144 Pages condensed to One LawMap

Jurisdiction

European Union

Primary Rules

EU Regulation 2024/1689 (EU Artificial Intelligence Act)

Target Audience

All

Project Hash ID

#V065

Project Category Name

Athena

Regulation (EU) 2024/1689, the EU Artificial Intelligence Act, is the world's first comprehensive legal framework for AI. It applies to any provider, deployer, or importer of AI systems operating in the EU, regardless of where they are headquartered. The Act takes a risk-based approach: the stricter the potential harm an AI system can cause, the more rigorous the legal obligations it attracts. At the extreme, certain AI applications are outright prohibited. High-risk systems, such as those used in healthcare, law enforcement or employment, must pass conformity assessments, obtain CE marking and maintain comprehensive documentation. General-purpose AI models like large language models face transparency and systemic risk obligations scaled to their computational power. Lower-risk systems face lighter-touch transparency requirements or purely voluntary codes of conduct.

The LawMap condenses a highly technical, 144-page regulation into a single scannable map. For legal, compliance, and business teams, it immediately answers the two most practically relevant questions, does my AI system fall under the Act, and if so, what must I do, without requiring full reading of the legislative text.

Work Steps

Read and re-read the Act

Multiple readings of Regulation (EU) 2024/1689 were necessary to move from surface familiarity to structural understanding. Early readings focused on the overall architecture; later readings zeroed in on specific articles, annexes, and definitions. Summary notes were taken after each pass, gradually distilling the Act's logic into its core dimensions: risk tiers, classification criteria, and obligations.

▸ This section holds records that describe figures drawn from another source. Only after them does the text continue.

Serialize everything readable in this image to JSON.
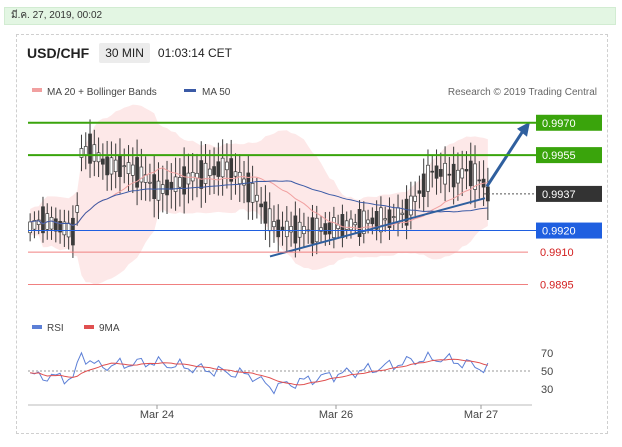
{
  "timestamp": "มี.ค. 27, 2019, 00:02",
  "header": {
    "symbol": "USD/CHF",
    "timeframe": "30 MIN",
    "clock": "01:03:14 CET"
  },
  "legend": {
    "ma20_label": "MA 20 + Bollinger Bands",
    "ma50_label": "MA 50",
    "credit": "Research © 2019 Trading Central",
    "rsi_label": "RSI",
    "ma9_label": "9MA"
  },
  "colors": {
    "resistance": "#3aa40c",
    "support": "#1f5fe0",
    "level_red": "#f08080",
    "current": "#333333",
    "arrow": "#2f5f9e",
    "band": "#fbd9d9",
    "ma20": "#f1a0a0",
    "ma50": "#3b5aa6",
    "candle": "#3a3a3a",
    "rsi": "#5c7fd6",
    "ma9": "#e05050"
  },
  "chart_data": {
    "type": "candlestick",
    "xlabels": [
      "Mar 24",
      "Mar 26",
      "Mar 27"
    ],
    "ylim": [
      0.9885,
      0.9975
    ],
    "levels": [
      {
        "value": "0.9970",
        "style": "box-green",
        "line": "green"
      },
      {
        "value": "0.9955",
        "style": "box-green",
        "line": "green"
      },
      {
        "value": "0.9937",
        "style": "box-dark",
        "line": "dotted"
      },
      {
        "value": "0.9920",
        "style": "box-blue",
        "line": "blue"
      },
      {
        "value": "0.9910",
        "style": "text-red",
        "line": "red"
      },
      {
        "value": "0.9895",
        "style": "text-red",
        "line": "red"
      }
    ],
    "rsi": {
      "ylim": [
        20,
        80
      ],
      "ticks": [
        "70",
        "50",
        "30"
      ]
    }
  }
}
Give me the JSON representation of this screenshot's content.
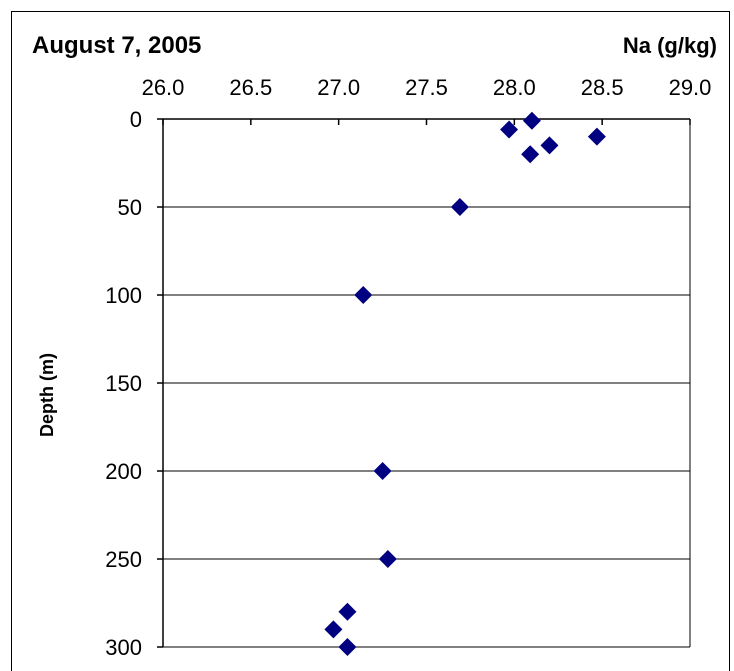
{
  "chart_data": {
    "type": "scatter",
    "title": "August 7, 2005",
    "xlabel": "Na  (g/kg)",
    "ylabel": "Depth (m)",
    "xlim": [
      26.0,
      29.0
    ],
    "ylim": [
      0,
      300
    ],
    "x_axis_position": "top",
    "y_axis_inverted": true,
    "x_ticks": [
      "26.0",
      "26.5",
      "27.0",
      "27.5",
      "28.0",
      "28.5",
      "29.0"
    ],
    "y_ticks": [
      "0",
      "50",
      "100",
      "150",
      "200",
      "250",
      "300"
    ],
    "grid": "horizontal",
    "legend": "none",
    "marker": "diamond",
    "marker_color": "#000080",
    "series": [
      {
        "points": [
          {
            "x": 28.1,
            "y": 1
          },
          {
            "x": 27.97,
            "y": 6
          },
          {
            "x": 28.47,
            "y": 10
          },
          {
            "x": 28.2,
            "y": 15
          },
          {
            "x": 28.09,
            "y": 20
          },
          {
            "x": 27.69,
            "y": 50
          },
          {
            "x": 27.14,
            "y": 100
          },
          {
            "x": 27.25,
            "y": 200
          },
          {
            "x": 27.28,
            "y": 250
          },
          {
            "x": 27.05,
            "y": 280
          },
          {
            "x": 26.97,
            "y": 290
          },
          {
            "x": 27.05,
            "y": 300
          }
        ]
      }
    ]
  }
}
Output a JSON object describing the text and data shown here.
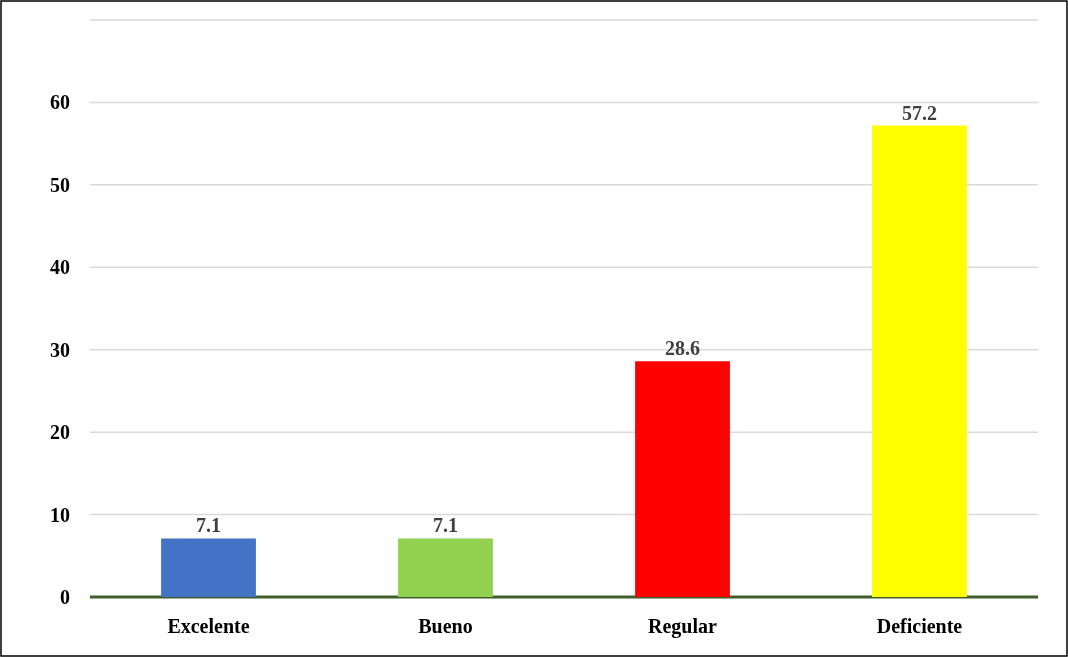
{
  "chart_data": {
    "type": "bar",
    "categories": [
      "Excelente",
      "Bueno",
      "Regular",
      "Deficiente"
    ],
    "values": [
      7.1,
      7.1,
      28.6,
      57.2
    ],
    "colors": [
      "#4472c4",
      "#92d050",
      "#ff0000",
      "#ffff00"
    ],
    "data_labels": true,
    "ylim": [
      0,
      70
    ],
    "yticks": [
      0,
      10,
      20,
      30,
      40,
      50,
      60,
      {
        "value": 70,
        "label": null
      }
    ],
    "grid": "y"
  }
}
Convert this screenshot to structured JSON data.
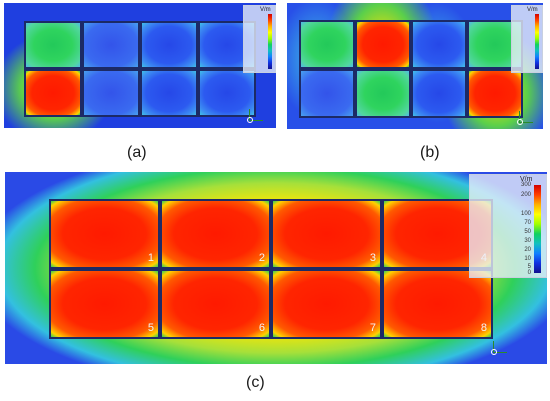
{
  "figure": {
    "panels": [
      {
        "id": "a",
        "caption": "(a)",
        "legend_unit": "V/m",
        "cells": [
          "mid",
          "pale",
          "cool",
          "cool",
          "hot",
          "pale",
          "cool",
          "cool"
        ]
      },
      {
        "id": "b",
        "caption": "(b)",
        "legend_unit": "V/m",
        "cells": [
          "mid",
          "hot",
          "cool",
          "mid",
          "pale",
          "mid",
          "cool",
          "hot"
        ]
      },
      {
        "id": "c",
        "caption": "(c)",
        "legend_unit": "V/m",
        "legend_ticks": [
          "300",
          "200",
          "100",
          "70",
          "50",
          "30",
          "20",
          "10",
          "5",
          "0"
        ],
        "cell_numbers": [
          "1",
          "2",
          "3",
          "4",
          "5",
          "6",
          "7",
          "8"
        ]
      }
    ],
    "colors": {
      "high": "#ff2000",
      "mid": "#2fd45e",
      "low": "#2a4ae6",
      "frame": "#1c2a66"
    },
    "icons": [
      "axis-triad-icon"
    ]
  }
}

Identify core organizing principle

After sufficient immersion in the text, the risk-based tiered structure emerged as the natural backbone of any visualization. A conscious decision was made to treat risk level as the primary axis, with criteria and obligations as secondary dimensions, reflecting the Act's own internal logic.

Select optimal visualization

Several types of visualizations were evaluated: decision trees, hierarchical diagrams and matrix tables. Given that the content has three parallel dimensions across six categories, a matrix table was selected as the most information-dense and scannable format.

Hand-drawn draft

A rough sketch was used to test the three-column matrix layout before committing to a digital format. This step helped resolve early layout questions, such as how to handle the provider/deployer split within the High Risk row, and whether GPAI deserved one or two rows.

Design, tweak and produce the final LawMap

The matrix was laid out in a professional design tool, formatted for DIN A3.